Nayomi Munaweera: Thank you so much for saying that about Sri Lankan writers. That’s wonderful to hear because a lot of my influences are actually Sri Lankan and Indian. You mention Michael Ondaatje. He’s been a huge influence, just like Salman Rushdie has been. He’s somebody I read in graduate school and his density of language is incredible, especially his early books. Then, Arundhati Roy. Shyam Selvadurai, a friend, is amazing. The interesting thing about it is that growing up in America, I didn’t have this idea that I could be a writer. This is not something that you think about and more than that you just  didn’t see yourself in print, like you didn’t see brown people in print unlike in the subcontinent.

Anita Desai was a huge influence. I haven’t even thought about her for so many years, and then I saw her in Kolkata when she there for a festival. When I saw her name, I was on the verge of tearing up. It is one of the miracles in my life that I got to sit next to her at the festival. She’s a quiet and sweet and lovely presence. She just talked about the river outside her house very quietly. Then, I started reading Clear Light of Day again. It is an incredible book and it had more influence on me than I even remembered. We don’t even know how a lot of the things you read in childhood shape your writing. You realise it when you connect with them at some later point. 

Even in Pakistan, English publishing is very limited, but they have some brilliant writers like Nadeem Aslam, Mohammad Hanif, Mohsin Hamid, Kamila Shamsie, etc. In the case of the South Asian writers, the bicultural dimension, the immigrant experience, the act of looking back and looking ahead and the role of memories come together in some way or the other and shape the writing.

I think for most emigrant writers, there is a profound knowing where we belong. Everybody talks about it. I’m quite lucky because I do feel that California is my home. And I do feel that Colombo is my home. But then, on the other hand, for example in America, I’m considered a Third World/brown writer. So, almost every panel I am invited to is either on women writers or writers of colour or something similar. Once, I was on the panel of writers writing about war. I was so shocked because the questions were quite different. And they were personal questions. In Sri Lanka, I’m taught in Diaspora Literature, which means that I’m not thought as a Sri Lankan writer even though I wrote this book about Sri Lanka. So, in that way, there is this outsider thing that happens. 

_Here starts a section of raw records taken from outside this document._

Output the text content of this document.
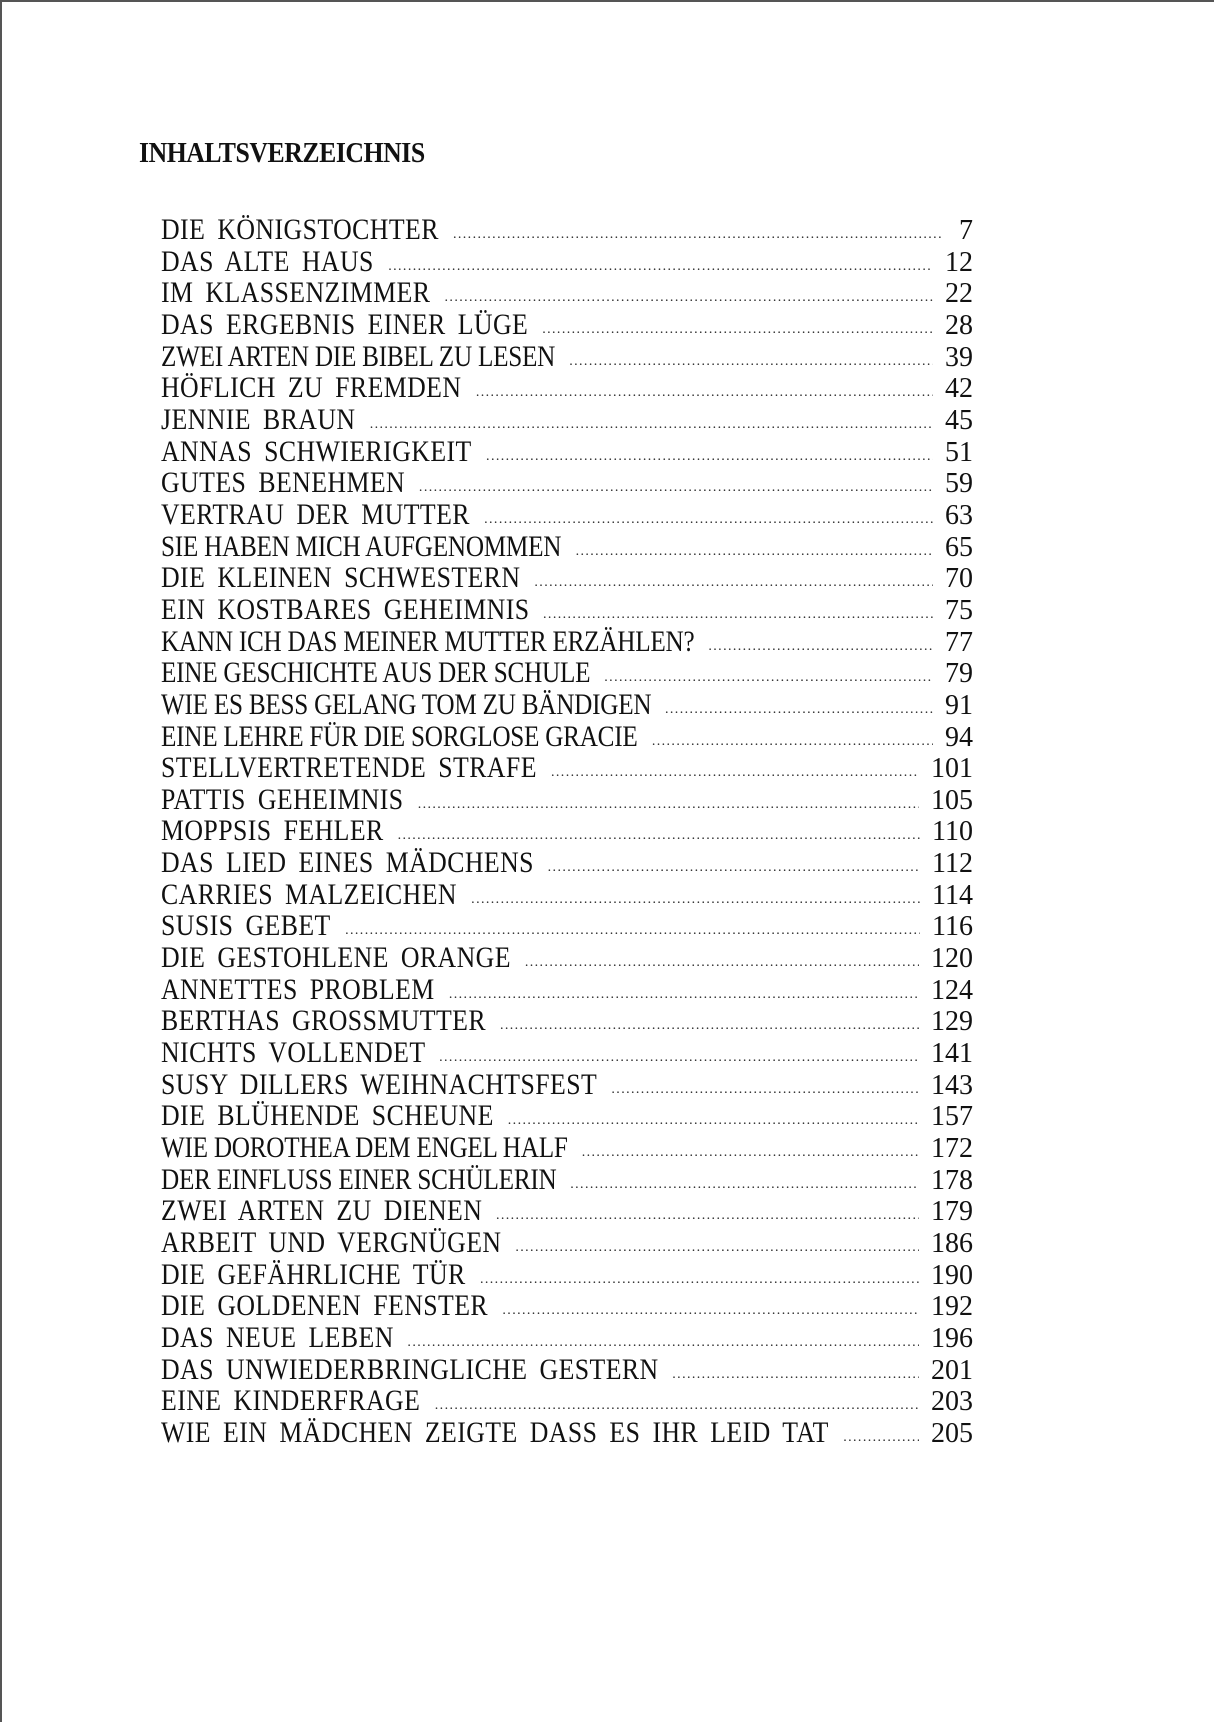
INHALTSVERZEICHNIS
DIE KÖNIGSTOCHTER .....	7
DAS ALTE HAUS .....	12
IM KLASSENZIMMER .....	22
DAS ERGEBNIS EINER LÜGE .....	28
ZWEI ARTEN DIE BIBEL ZU LESEN .....	39
HÖFLICH ZU FREMDEN .....	42
JENNIE BRAUN .....	45
ANNAS SCHWIERIGKEIT .....	51
GUTES BENEHMEN .....	59
VERTRAU DER MUTTER .....	63
SIE HABEN MICH AUFGENOMMEN .....	65
DIE KLEINEN SCHWESTERN .....	70
EIN KOSTBARES GEHEIMNIS .....	75
KANN ICH DAS MEINER MUTTER ERZÄHLEN? .....	77
EINE GESCHICHTE AUS DER SCHULE .....	79
WIE ES BESS GELANG TOM ZU BÄNDIGEN .....	91
EINE LEHRE FÜR DIE SORGLOSE GRACIE .....	94
STELLVERTRETENDE STRAFE .....	101
PATTIS GEHEIMNIS .....	105
MOPPSIS FEHLER .....	110
DAS LIED EINES MÄDCHENS .....	112
CARRIES MALZEICHEN .....	114
SUSIS GEBET .....	116
DIE GESTOHLENE ORANGE .....	120
ANNETTES PROBLEM .....	124
BERTHAS GROSSMUTTER .....	129
NICHTS VOLLENDET .....	141
SUSY DILLERS WEIHNACHTSFEST .....	143
DIE BLÜHENDE SCHEUNE .....	157
WIE DOROTHEA DEM ENGEL HALF .....	172
DER EINFLUSS EINER SCHÜLERIN .....	178
ZWEI ARTEN ZU DIENEN .....	179
ARBEIT UND VERGNÜGEN .....	186
DIE GEFÄHRLICHE TÜR .....	190
DIE GOLDENEN FENSTER .....	192
DAS NEUE LEBEN .....	196
DAS UNWIEDERBRINGLICHE GESTERN .....	201
EINE KINDERFRAGE .....	203
WIE EIN MÄDCHEN ZEIGTE DASS ES IHR LEID TAT .....	205
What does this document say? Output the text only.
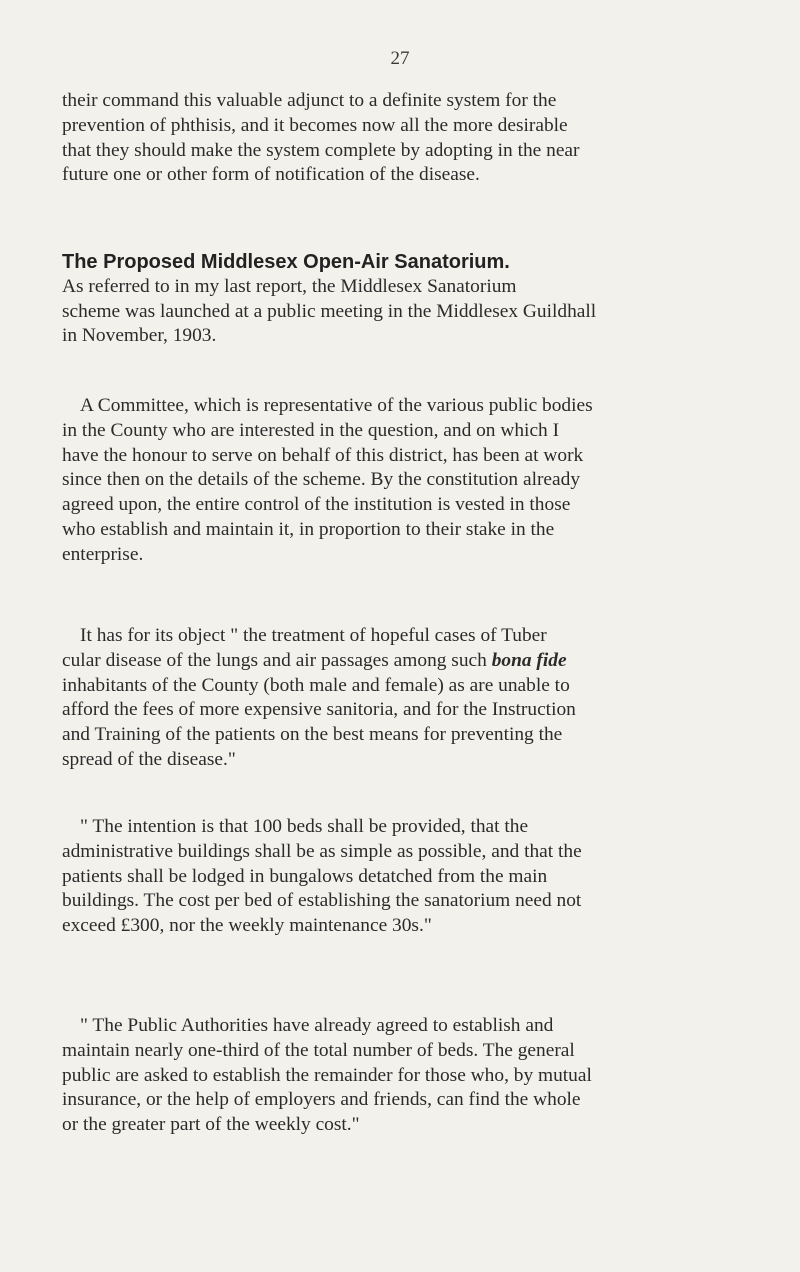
27
their command this valuable adjunct to a definite system for the
prevention of phthisis, and it becomes now all the more desirable
that they should make the system complete by adopting in the near
future one or other form of notification of the disease.
The Proposed Middlesex Open-Air Sanatorium.
As referred to in my last report, the Middlesex Sanatorium
scheme was launched at a public meeting in the Middlesex Guildhall
in November, 1903.
A Committee, which is representative of the various public bodies
in the County who are interested in the question, and on which I
have the honour to serve on behalf of this district, has been at work
since then on the details of the scheme. By the constitution already
agreed upon, the entire control of the institution is vested in those
who establish and maintain it, in proportion to their stake in the
enterprise.
It has for its object " the treatment of hopeful cases of Tuber
cular disease of the lungs and air passages among such bona fide
inhabitants of the County (both male and female) as are unable to
afford the fees of more expensive sanitoria, and for the Instruction
and Training of the patients on the best means for preventing the
spread of the disease."
" The intention is that 100 beds shall be provided, that the
administrative buildings shall be as simple as possible, and that the
patients shall be lodged in bungalows detatched from the main
buildings. The cost per bed of establishing the sanatorium need not
exceed £300, nor the weekly maintenance 30s."
" The Public Authorities have already agreed to establish and
maintain nearly one-third of the total number of beds. The general
public are asked to establish the remainder for those who, by mutual
insurance, or the help of employers and friends, can find the whole
or the greater part of the weekly cost."
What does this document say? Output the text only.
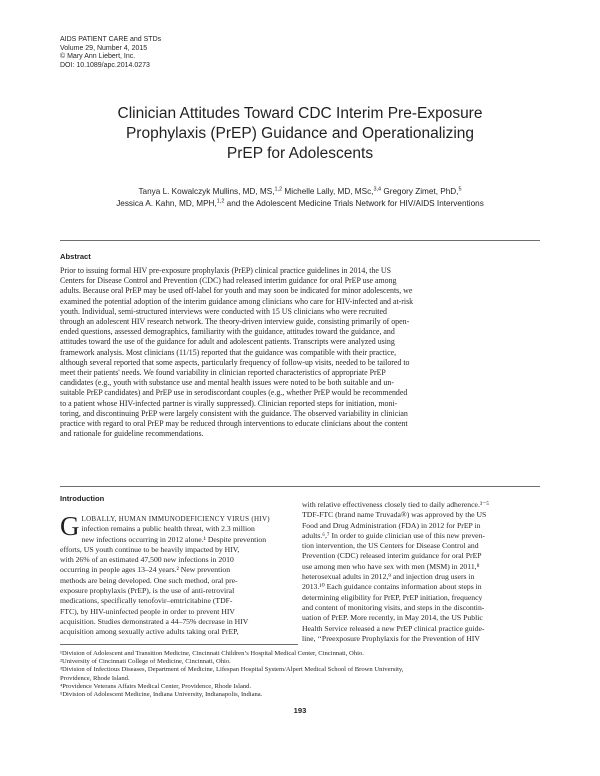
AIDS PATIENT CARE and STDs
Volume 29, Number 4, 2015
© Mary Ann Liebert, Inc.
DOI: 10.1089/apc.2014.0273
Clinician Attitudes Toward CDC Interim Pre-Exposure
Prophylaxis (PrEP) Guidance and Operationalizing
PrEP for Adolescents
Tanya L. Kowalczyk Mullins, MD, MS,$^{1,2}$ Michelle Lally, MD, MSc,$^{3,4}$ Gregory Zimet, PhD,$^5$
Jessica A. Kahn, MD, MPH,$^{1,2}$ and the Adolescent Medicine Trials Network for HIV/AIDS Interventions
Abstract
Prior to issuing formal HIV pre-exposure prophylaxis (PrEP) clinical practice guidelines in 2014, the US
Centers for Disease Control and Prevention (CDC) had released interim guidance for oral PrEP use among
adults. Because oral PrEP may be used off-label for youth and may soon be indicated for minor adolescents, we
examined the potential adoption of the interim guidance among clinicians who care for HIV-infected and at-risk
youth. Individual, semi-structured interviews were conducted with 15 US clinicians who were recruited
through an adolescent HIV research network. The theory-driven interview guide, consisting primarily of open-
ended questions, assessed demographics, familiarity with the guidance, attitudes toward the guidance, and
attitudes toward the use of the guidance for adult and adolescent patients. Transcripts were analyzed using
framework analysis. Most clinicians (11/15) reported that the guidance was compatible with their practice,
although several reported that some aspects, particularly frequency of follow-up visits, needed to be tailored to
meet their patients' needs. We found variability in clinician reported characteristics of appropriate PrEP
candidates (e.g., youth with substance use and mental health issues were noted to be both suitable and un-
suitable PrEP candidates) and PrEP use in serodiscordant couples (e.g., whether PrEP would be recommended
to a patient whose HIV-infected partner is virally suppressed). Clinician reported steps for initiation, moni-
toring, and discontinuing PrEP were largely consistent with the guidance. The observed variability in clinician
practice with regard to oral PrEP may be reduced through interventions to educate clinicians about the content
and rationale for guideline recommendations.
Introduction
GLOBALLY, HUMAN IMMUNODEFICIENCY VIRUS (HIV)
infection remains a public health threat, with 2.3 million
new infections occurring in 2012 alone.¹ Despite prevention
efforts, US youth continue to be heavily impacted by HIV,
with 26% of an estimated 47,500 new infections in 2010
occurring in people ages 13–24 years.² New prevention
methods are being developed. One such method, oral pre-
exposure prophylaxis (PrEP), is the use of anti-retroviral
medications, specifically tenofovir–emtricitabine (TDF-
FTC), by HIV-uninfected people in order to prevent HIV
acquisition. Studies demonstrated a 44–75% decrease in HIV
acquisition among sexually active adults taking oral PrEP,
with relative effectiveness closely tied to daily adherence.³⁻⁵
TDF-FTC (brand name Truvada®) was approved by the US
Food and Drug Administration (FDA) in 2012 for PrEP in
adults.⁶,⁷ In order to guide clinician use of this new preven-
tion intervention, the US Centers for Disease Control and
Prevention (CDC) released interim guidance for oral PrEP
use among men who have sex with men (MSM) in 2011,⁸
heterosexual adults in 2012,⁹ and injection drug users in
2013.¹⁰ Each guidance contains information about steps in
determining eligibility for PrEP, PrEP initiation, frequency
and content of monitoring visits, and steps in the discontin-
uation of PrEP. More recently, in May 2014, the US Public
Health Service released a new PrEP clinical practice guide-
line, ‘‘Preexposure Prophylaxis for the Prevention of HIV
¹Division of Adolescent and Transition Medicine, Cincinnati Children’s Hospital Medical Center, Cincinnati, Ohio.
²University of Cincinnati College of Medicine, Cincinnati, Ohio.
³Division of Infectious Diseases, Department of Medicine, Lifespan Hospital System/Alpert Medical School of Brown University,
Providence, Rhode Island.
⁴Providence Veterans Affairs Medical Center, Providence, Rhode Island.
⁵Division of Adolescent Medicine, Indiana University, Indianapolis, Indiana.
193
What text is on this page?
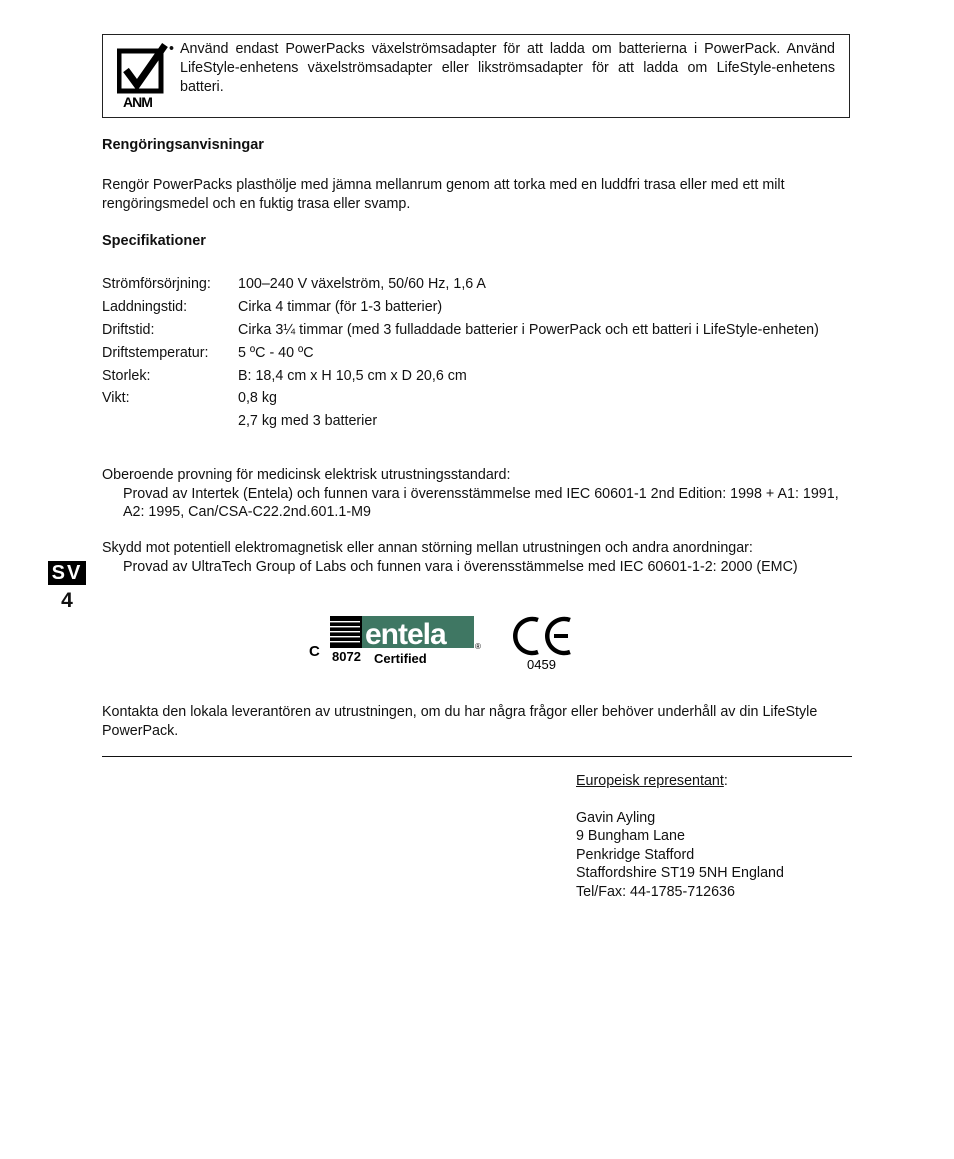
ANM
• Använd endast PowerPacks växelströmsadapter för att ladda om batterierna i PowerPack. Använd LifeStyle-enhetens växelströmsadapter eller likströmsadapter för att ladda om LifeStyle-enhetens batteri.
Rengöringsanvisningar
Rengör PowerPacks plasthölje med jämna mellanrum genom att torka med en luddfri trasa eller med ett milt rengöringsmedel och en fuktig trasa eller svamp.
Specifikationer
Strömförsörjning:	100–240 V växelström, 50/60 Hz, 1,6 A
Laddningstid:	Cirka 4 timmar (för 1-3 batterier)
Driftstid:	Cirka 3¼ timmar (med 3 fulladdade batterier i PowerPack och ett batteri i LifeStyle-enheten)
Driftstemperatur:	5 ºC - 40 ºC
Storlek:	B: 18,4 cm x H 10,5 cm x D 20,6 cm
Vikt:	0,8 kg
	2,7 kg med 3 batterier
Oberoende provning för medicinsk elektrisk utrustningsstandard:
Provad av Intertek (Entela) och funnen vara i överensstämmelse med IEC 60601-1 2nd Edition: 1998 + A1: 1991, A2: 1995, Can/CSA-C22.2nd.601.1-M9
Skydd mot potentiell elektromagnetisk eller annan störning mellan utrustningen och andra anordningar:
Provad av UltraTech Group of Labs och funnen vara i överensstämmelse med IEC 60601-1-2: 2000 (EMC)
SV
4
C
entela	®
8072 Certified	0459
Kontakta den lokala leverantören av utrustningen, om du har några frågor eller behöver underhåll av din LifeStyle PowerPack.
Europeisk representant:
Gavin Ayling
9 Bungham Lane
Penkridge Stafford
Staffordshire ST19 5NH England
Tel/Fax: 44-1785-712636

Like a lot of other writers, the way our brains have worked is we deal with that by writing. So, we work out the confusion of belonging or not belonging in our writing. I met Chitra Banerjee Divakaruni in Kolkata and I think she’s doing similar kind of thing. She said she started writing because she really missed home; she missed India. So, it’s almost a way of remembering the lost country. 

Now, I’m working on my third novel. It’s a literary crime novel. At a deeper level, it questions who owns the story of America. So, it’s really about the conflict between the White writers and the writers of colour, but it’s also a crime novel.